Picard couldn't believe his eyes. Sisra mounted a table to the outrage of its occupants, gripped the fence top, and vaulted over, ripping her dress. She eluded a camp guard to slide in beside the group, who tried vainly to help the stricken lad. Over spirited objection, Sisra convinced the blonde, apparently, they had nothing to lose at this point. She clamped a bag over the boy's face.
"A prepared mixture of powders that includes chamomile," Ardra said, "known to clear the airway.
"The inciting incident." Picard watched the boy sit up and begin coughing, slapped helpfully on the back by the blonde, and joyfully welcomed back to the world of the living. Camp guards hustled Sisra back to the fence gate.
"We aren't quite there yet." Ardra pointed to Sisra making the dejected walk back to the scullery, the object of amused pats on the head by thoroughly entertained patrons. "This would all have been for naught if not for what the blonde sorceress does. I'll let you understand their speech."
"Maid." The sorceress waited at the end of the fence until Sisra made her way there. "You deserve better. I'll send for you in the morning."
Picard now found himself atop the battlements, near where a flag snapped in the breeze. "I perceive there began a forbidden tutoring. Your progress was meteoric. But you said the required brain structure was absent."
"Rather than a fibrous link, it turned out to be a bridge arising out of the progenitor mind, the only one of its type. After some giddy years at the team's wizardress, I became a recluse, aware of worlds beyond this one. In particular, there was a galaxy full of squabbling miscreants that just begged for intervention. I began to experiment with creating wormholes."

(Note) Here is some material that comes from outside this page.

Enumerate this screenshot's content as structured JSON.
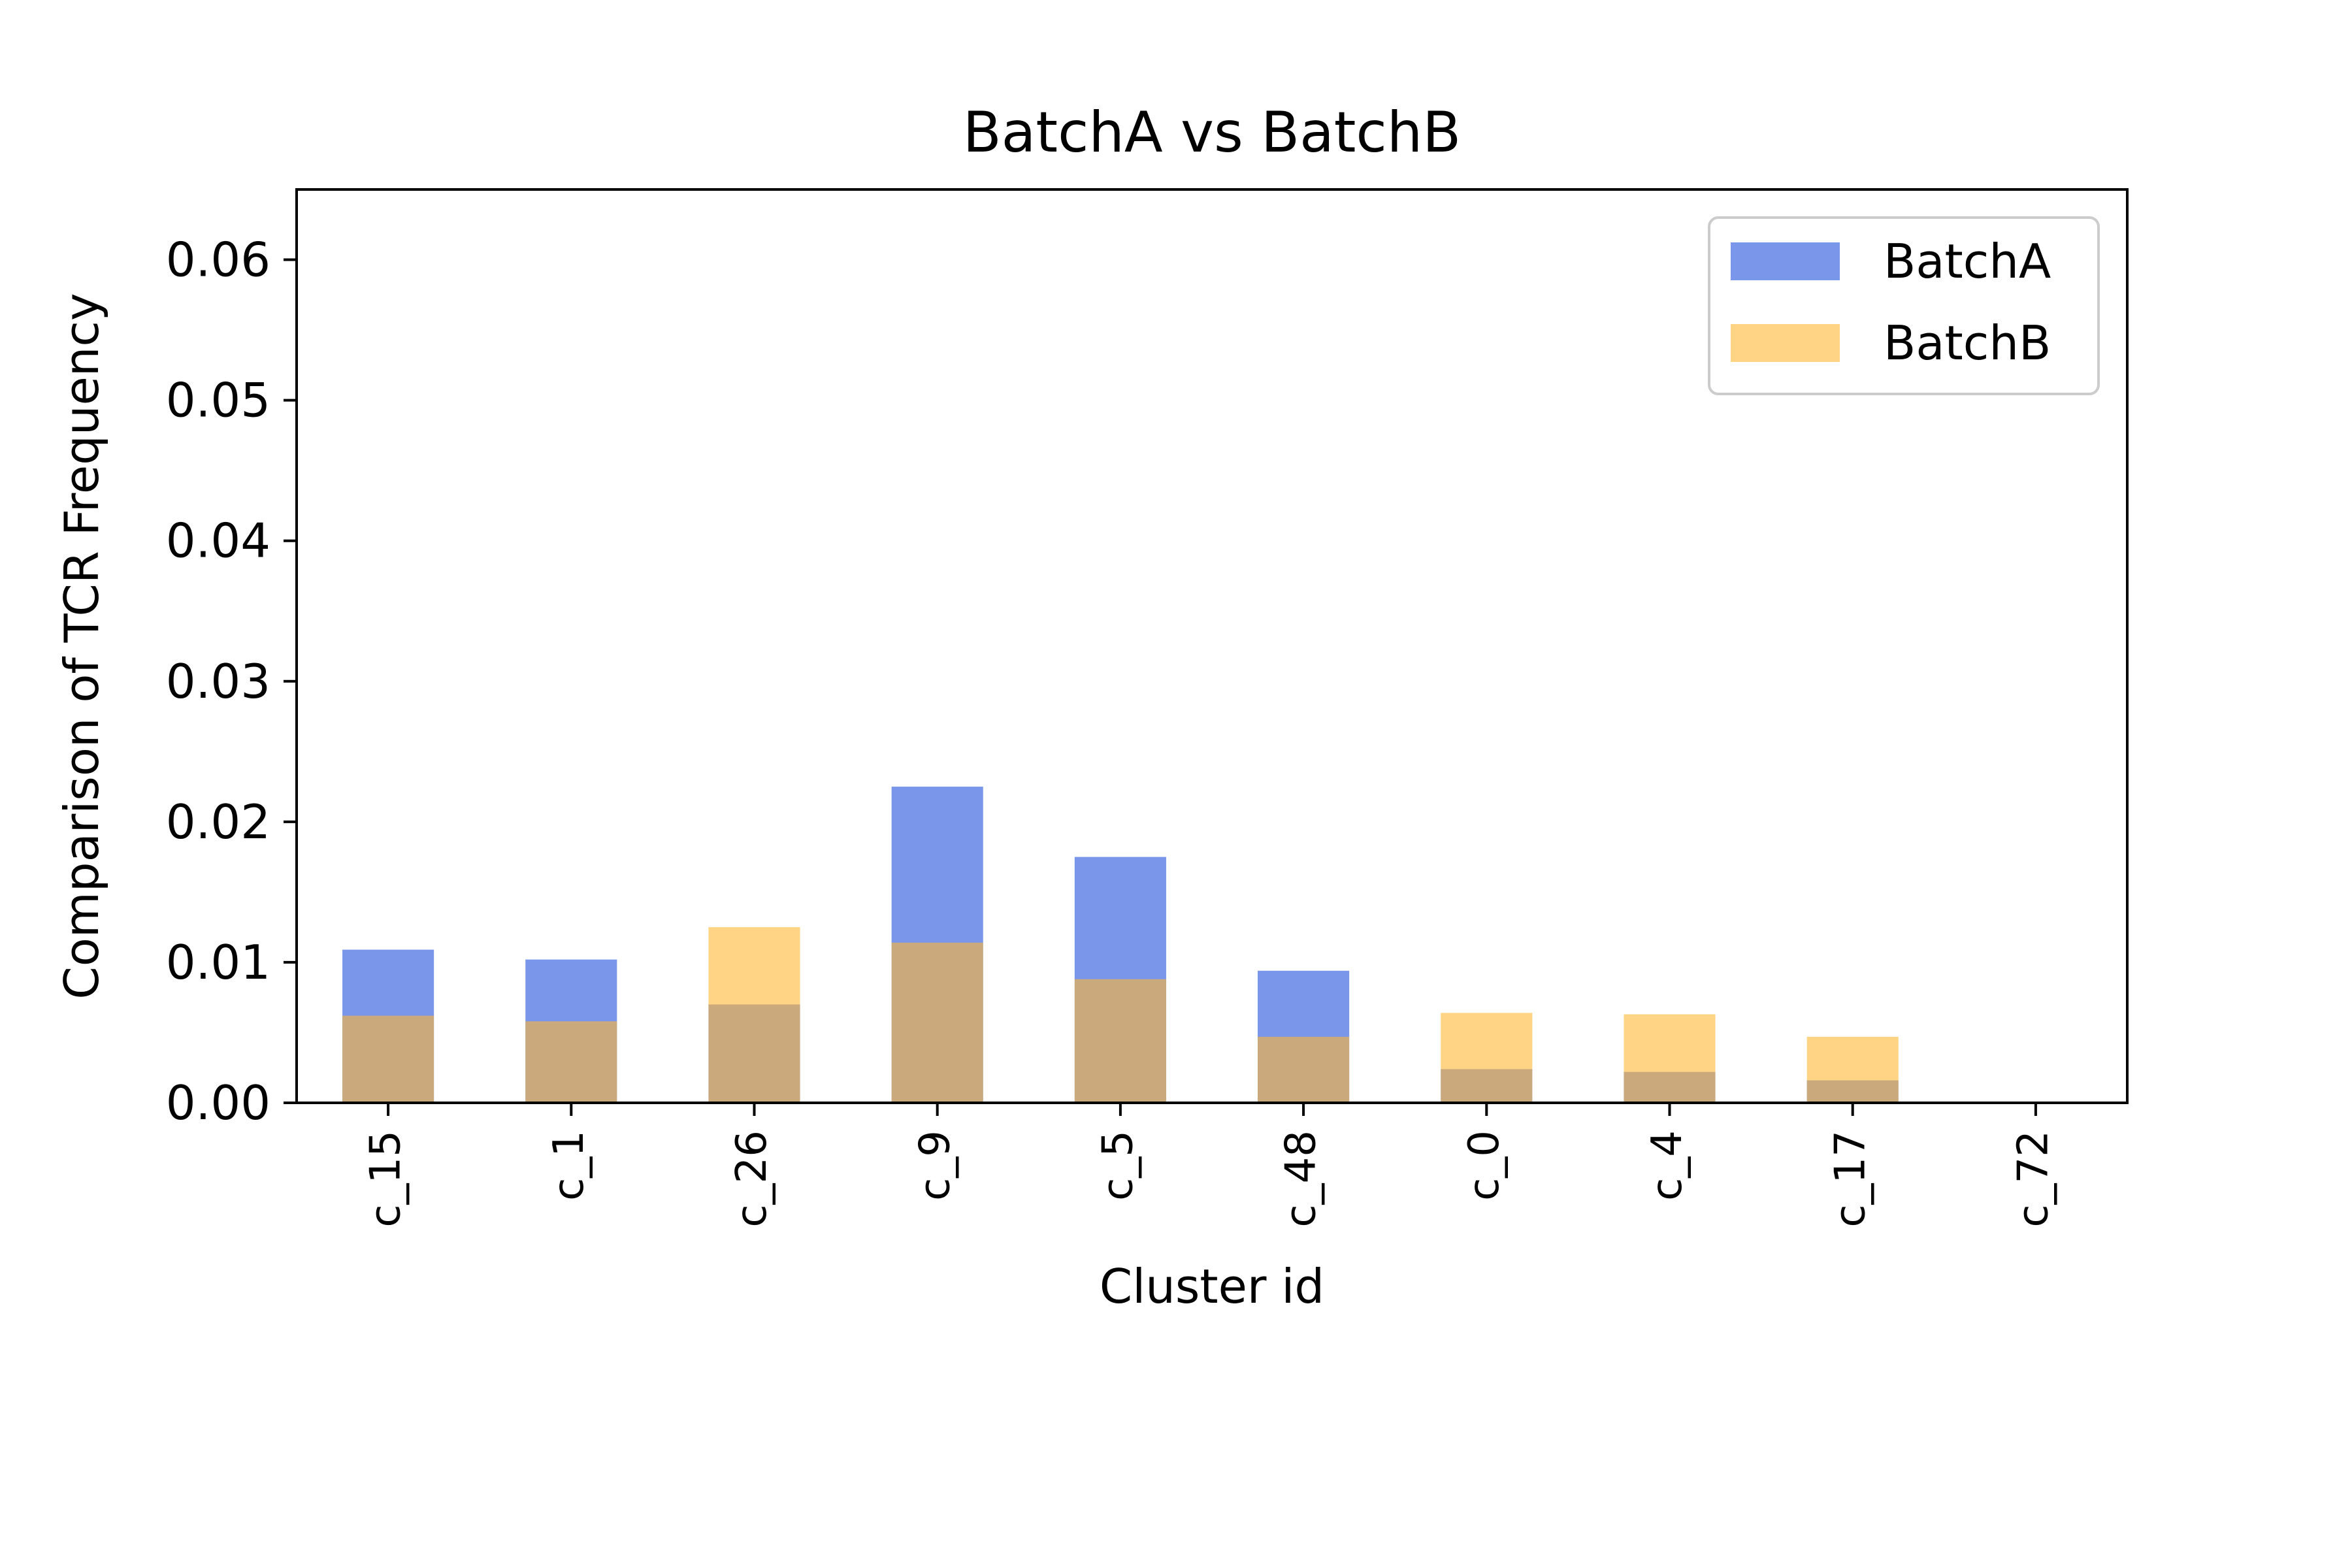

"And here we are," Picard said. "Incredible. You set a goal and began to methodically go about achieving it, letting nothing stand in your way." His mind went back to the continuum thing. "Will there be trouble with the Q?"
"There will be trouble for the Q."
"Ardra—" Picard recalled a painful event. "Q sent Enterprise into the delta quadrant to introduce us to the Borg. Could you do that?"
"No, because it's a dumb thing to do. Where he's better with objects, I'm better at denying him to ability to use them. The next time he arrogantly pops onto your ship, I'll be there."
Picard stared into the distance. "War among the gods. Please leave my ship out of it."
"We'll see," Ardra said mischievously. "Let's get back to Enterprise."